CBP detained and then seized two shipments of sunglasses from China.  After the manufacturers confirmed that these sunglasses were counterfeit, CBP sent a seizure/forfeiture notice to Mr. Colabella but Mr. Colabella never responded. The shipment was forfeited. CBP then issued a $132,000 penalty against Mr. Colabella, which Mr. Colabella refused to pay. CBP, through the US Department of Justice, sued to collect a mitigated amount of the penalty and then moved for summary judgment.  The court rejected the Government’s motion because Mr. Colabella tendered an affidavit claiming that the shipment was not his and that he knew nothing of its contents. 

XYZ Corporation vs. US/CBP

Duracell asked CBP to give it gray market protection against anyone trying to import certain batteries that Duracell sold overseas. CBP granted the application and banned the importation of certain Duracell batteries. The XYZ Corporation asked the court to enjoin CBP from enforcing the band, claiming that, except for the labels, the batteries that it intended to import were exactly the same as the batteries Duracell sold. The court rejected XYZ Corporation’s request, but allowed it to replead and rephrase its request and held out the possibility that an injunction was possible. 

US vs International Trading Service

CBP, or rather the US Government, sued an importer to collect a $1 million penalty for misclassifying eight shipments of sugar. The importer had chosen a tariff classification that excepted the sugar from an import quota that was in place. The court entered judgment in favor of CBP and against the importer and did not mitigate the penalty even though the importer had used a customs broker. 

Union Pacific Railroad vs. Pactrans Air & Sea 

The importer sued its logistics provider for failing to refund $5.8 million that the importer had delivered to the logistics provider.  In an ongoing relationship, the logistics provider would use the money from the importer to pay antidumping duties and for other customs services. In the latest shipment, the importer delivered $5.8 million to the logistics provider to pay antidumping duties, but before the logistics provider used the money to pay CBP, the International Trade Commission notified the importer that it did not owe antidumping duties after all. When the importer asked the logistics provider to refund its $5.8 million, the logistics provider did not deny it owed the money, but said that it was unable to pay it back. The logistics provider did not appear to fear a judgment against it if the judgment was contractual, but only if it was a tort, i.e., if it was a breach of the fiduciary duty. So when the importer sued, the logistics provider claimed that the relationship was purely contractual.  The court disagreed.  The logistics provider was working under the power of attorney from the importer and thereby obligated the logistics provider to act as a fiduciary on its principal’s behalf.
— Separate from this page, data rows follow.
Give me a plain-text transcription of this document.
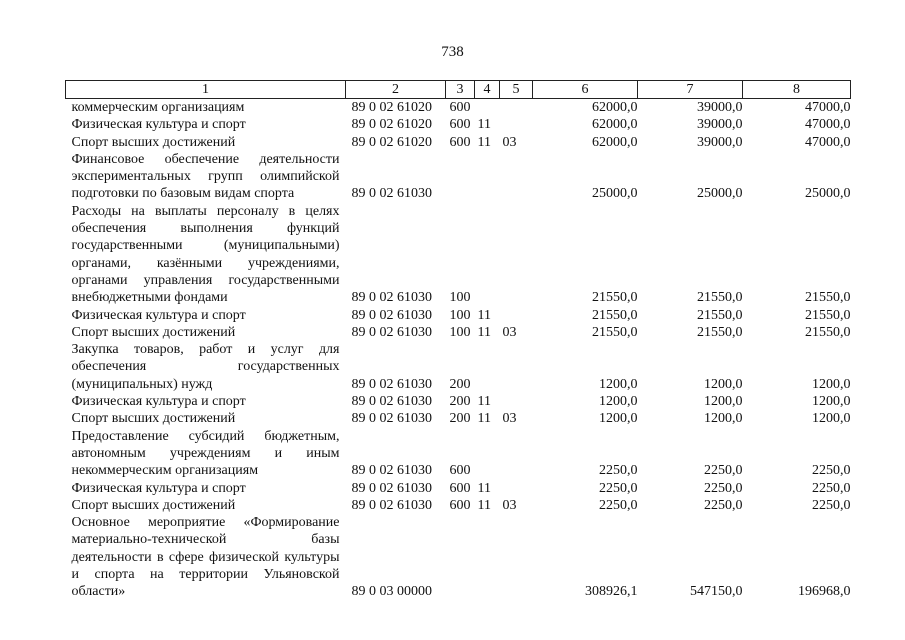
738
1	2	3	4	5	6	7	8
коммерческим организациям	89 0 02 61020	600			62000,0	39000,0	47000,0
Физическая культура и спорт	89 0 02 61020	600	11		62000,0	39000,0	47000,0
Спорт высших достижений	89 0 02 61020	600	11	03	62000,0	39000,0	47000,0
Финансовое обеспечение деятельности экспериментальных групп олимпийской подготовки по базовым видам спорта	89 0 02 61030				25000,0	25000,0	25000,0
Расходы на выплаты персоналу в целях обеспечения выполнения функций государственными (муниципальными) органами, казёнными учреждениями, органами управления государственными внебюджетными фондами	89 0 02 61030	100			21550,0	21550,0	21550,0
Физическая культура и спорт	89 0 02 61030	100	11		21550,0	21550,0	21550,0
Спорт высших достижений	89 0 02 61030	100	11	03	21550,0	21550,0	21550,0
Закупка товаров, работ и услуг для обеспечения государственных (муниципальных) нужд	89 0 02 61030	200			1200,0	1200,0	1200,0
Физическая культура и спорт	89 0 02 61030	200	11		1200,0	1200,0	1200,0
Спорт высших достижений	89 0 02 61030	200	11	03	1200,0	1200,0	1200,0
Предоставление субсидий бюджетным, автономным учреждениям и иным некоммерческим организациям	89 0 02 61030	600			2250,0	2250,0	2250,0
Физическая культура и спорт	89 0 02 61030	600	11		2250,0	2250,0	2250,0
Спорт высших достижений	89 0 02 61030	600	11	03	2250,0	2250,0	2250,0
Основное мероприятие «Формирование материально-технической базы деятельности в сфере физической культуры и спорта на территории Ульяновской области»	89 0 03 00000				308926,1	547150,0	196968,0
Former ICE Chief Counsel Pleads Guilty to Using the Identities of Numerous Aliens for Wire Fraud and Aggravated Identity Theft Scheme

Former Chief Counsel Raphael A. Sanchez of U.S. Immigration and Customs Enforcement’s (ICE) Office of Principal Legal Advisor pleaded guilty for a wire fraud and aggravated identity theft scheme involving the identities of numerous undocumented people, announced Acting Assistant Attorney General John P. Cronan of the Justice Department’s Criminal Division and ICE Deputy Director Thomas D. Homan.
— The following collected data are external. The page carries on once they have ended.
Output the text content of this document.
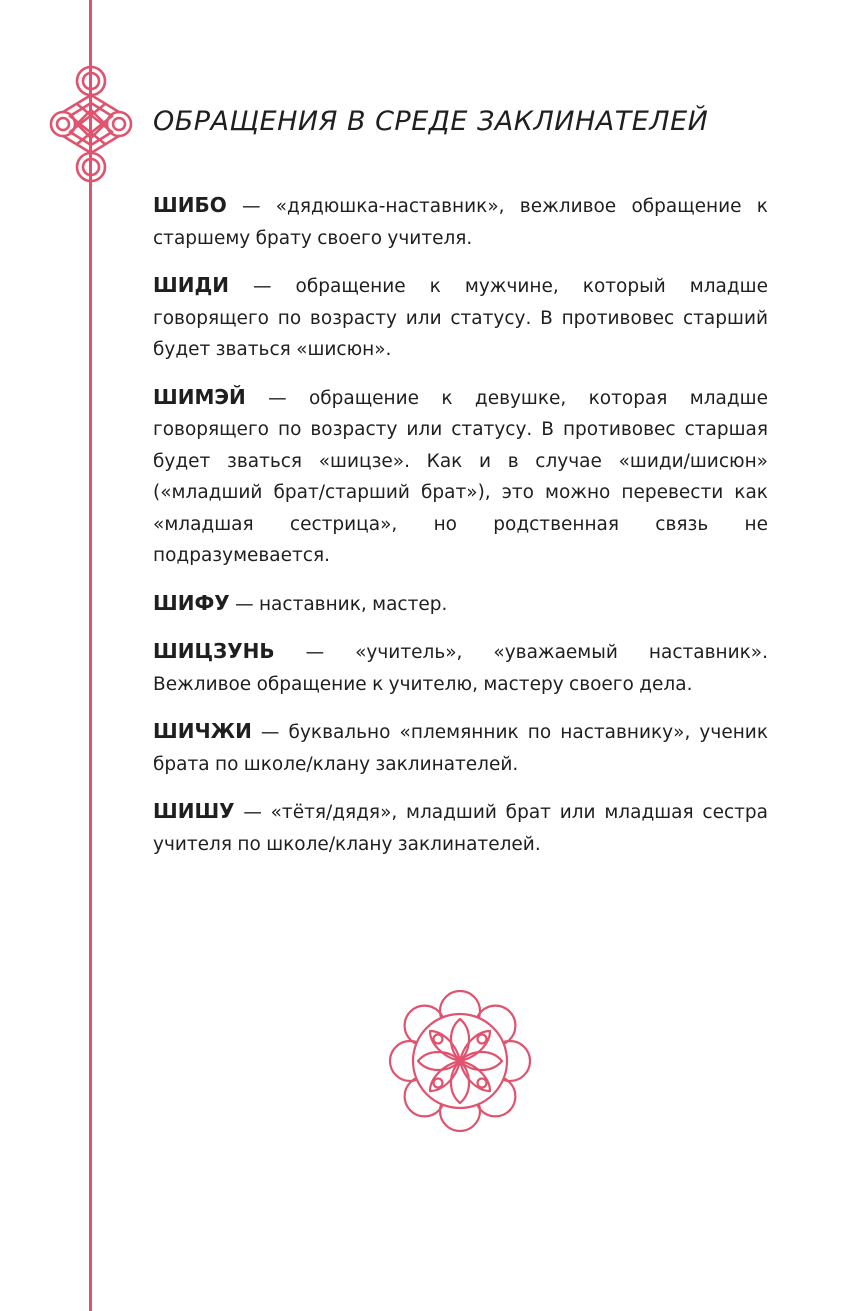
ОБРАЩЕНИЯ В СРЕДЕ ЗАКЛИНАТЕЛЕЙ

ШИБО — «дядюшка-наставник», вежливое обращение к старшему брату своего учителя.

ШИДИ — обращение к мужчине, который младше говорящего по возрасту или статусу. В противовес старший будет зваться «шисюн».

ШИМЭЙ — обращение к девушке, которая младше говорящего по возрасту или статусу. В противовес старшая будет зваться «шицзе». Как и в случае «шиди/шисюн» («младший брат/старший брат»), это можно перевести как «младшая сестрица», но родственная связь не подразумевается.

ШИФУ — наставник, мастер.

ШИЦЗУНЬ — «учитель», «уважаемый наставник». Вежливое обращение к учителю, мастеру своего дела.

ШИЧЖИ — буквально «племянник по наставнику», ученик брата по школе/клану заклинателей.

ШИШУ — «тётя/дядя», младший брат или младшая сестра учителя по школе/клану заклинателей.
Five Former Venezuelan Government Officials Charged in Money Laundering Scheme Involving Foreign Bribery

Charges were unsealed against five former Venezuelan government officials for their alleged participation in an international money laundering scheme involving bribes made to corruptly secure energy contracts from Venezuela’s state-owned and state-controlled energy company, Petroleos de Venezuela S.A. (PDVSA).  Two of the five defendants are also charged with conspiracy to violate the Foreign Corrupt Practices Act (FCPA).
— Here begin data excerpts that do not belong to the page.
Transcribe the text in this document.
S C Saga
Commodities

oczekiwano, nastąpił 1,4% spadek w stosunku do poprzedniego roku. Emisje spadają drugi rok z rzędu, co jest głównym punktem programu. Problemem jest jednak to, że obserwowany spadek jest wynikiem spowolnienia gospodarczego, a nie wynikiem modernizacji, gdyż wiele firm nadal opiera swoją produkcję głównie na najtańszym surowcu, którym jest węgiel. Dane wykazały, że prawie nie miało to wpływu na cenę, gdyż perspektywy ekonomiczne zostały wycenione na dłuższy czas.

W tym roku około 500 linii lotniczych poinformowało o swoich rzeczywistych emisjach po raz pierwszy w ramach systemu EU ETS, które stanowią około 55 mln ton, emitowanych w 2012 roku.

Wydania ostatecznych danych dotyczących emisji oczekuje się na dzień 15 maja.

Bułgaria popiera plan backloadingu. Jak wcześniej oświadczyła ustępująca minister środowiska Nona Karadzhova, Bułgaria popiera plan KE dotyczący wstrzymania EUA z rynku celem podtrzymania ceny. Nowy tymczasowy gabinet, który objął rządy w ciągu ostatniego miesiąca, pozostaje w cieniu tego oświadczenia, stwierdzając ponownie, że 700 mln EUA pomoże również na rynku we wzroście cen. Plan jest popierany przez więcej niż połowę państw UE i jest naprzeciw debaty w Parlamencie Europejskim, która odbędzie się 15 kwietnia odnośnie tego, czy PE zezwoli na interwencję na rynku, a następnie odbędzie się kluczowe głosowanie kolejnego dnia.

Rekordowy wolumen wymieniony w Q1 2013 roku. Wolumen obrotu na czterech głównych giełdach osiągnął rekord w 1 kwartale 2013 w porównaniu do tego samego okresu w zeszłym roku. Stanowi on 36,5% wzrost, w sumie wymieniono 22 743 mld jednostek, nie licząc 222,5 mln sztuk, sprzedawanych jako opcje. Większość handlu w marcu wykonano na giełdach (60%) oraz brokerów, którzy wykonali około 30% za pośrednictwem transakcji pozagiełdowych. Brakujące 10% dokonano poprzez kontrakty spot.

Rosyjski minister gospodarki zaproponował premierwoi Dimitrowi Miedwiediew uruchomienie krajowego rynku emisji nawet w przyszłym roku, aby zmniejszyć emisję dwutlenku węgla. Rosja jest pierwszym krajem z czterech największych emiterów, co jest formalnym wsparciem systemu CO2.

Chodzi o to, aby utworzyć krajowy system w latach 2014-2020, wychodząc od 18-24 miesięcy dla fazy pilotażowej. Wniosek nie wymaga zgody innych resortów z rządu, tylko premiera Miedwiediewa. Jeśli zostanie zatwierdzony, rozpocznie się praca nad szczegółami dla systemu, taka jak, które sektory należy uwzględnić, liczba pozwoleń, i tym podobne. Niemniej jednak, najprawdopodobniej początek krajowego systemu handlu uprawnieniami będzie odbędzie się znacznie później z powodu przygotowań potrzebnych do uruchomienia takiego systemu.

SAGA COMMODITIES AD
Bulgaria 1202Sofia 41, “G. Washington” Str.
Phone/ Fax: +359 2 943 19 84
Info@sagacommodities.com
Home Furnishings Resource Group Inc. Agrees to Pay $500,000 to Settle False Claims Act Allegations Relating to Evaded Customs Duties

Home Furnishings Resource Group Inc. (HFRG) agreed to pay $500,000 to resolve allegations that it violated the False Claims Act by making false statements on customs declarations to avoid paying antidumping duties on wooden bedroom furniture imported from the People’s Republic of China (PRC).  

Chinese National Pleads Guilty to Conspiracy and Trafficking of Counterfeit Apple Goods Into the United States

A Chinese national living in the United States on a student visa pleaded guilty for smuggling from China into the United States counterfeit Apple iPhones and iPads.

Texas Man Sentenced for Conspiring to Illegally Export Radiation Hardened Integrated Circuits to Russia and China

Peter Zuccarelli, 62, of Plano, Texas was sentenced to 46 months in prison for conspiring to smuggle and illegally export radiation hardened integrated circuits for use in the space programs of China and Russia. Zuccarelli was also sentenced to three years supervised release and a $50,000 fine.

Two Los Angeles-Area Men Charged with Conspiring to Illegally Obtain Technology and Computer Chips that Were Sent to China

Federal authorities arrested two Los Angeles men on federal charges that allege a scheme to illegally obtain technology and integrated circuits with military applications that were exported to a Chinese company without the required export license.

Bassett Mirror Company Agrees to Pay $10.5 Million to Settle False Claims Act Allegations Relating to Evaded Customs Duties

Virginia-based home furnishings company, Bassett Mirror Company, agreed to pay the United States $10.5 million to resolve allegations that it violated the False Claims Act by knowingly making false statements on customs declarations to avoid paying antidumping duties on wooden bedroom furniture imported from the People’s Republic of China.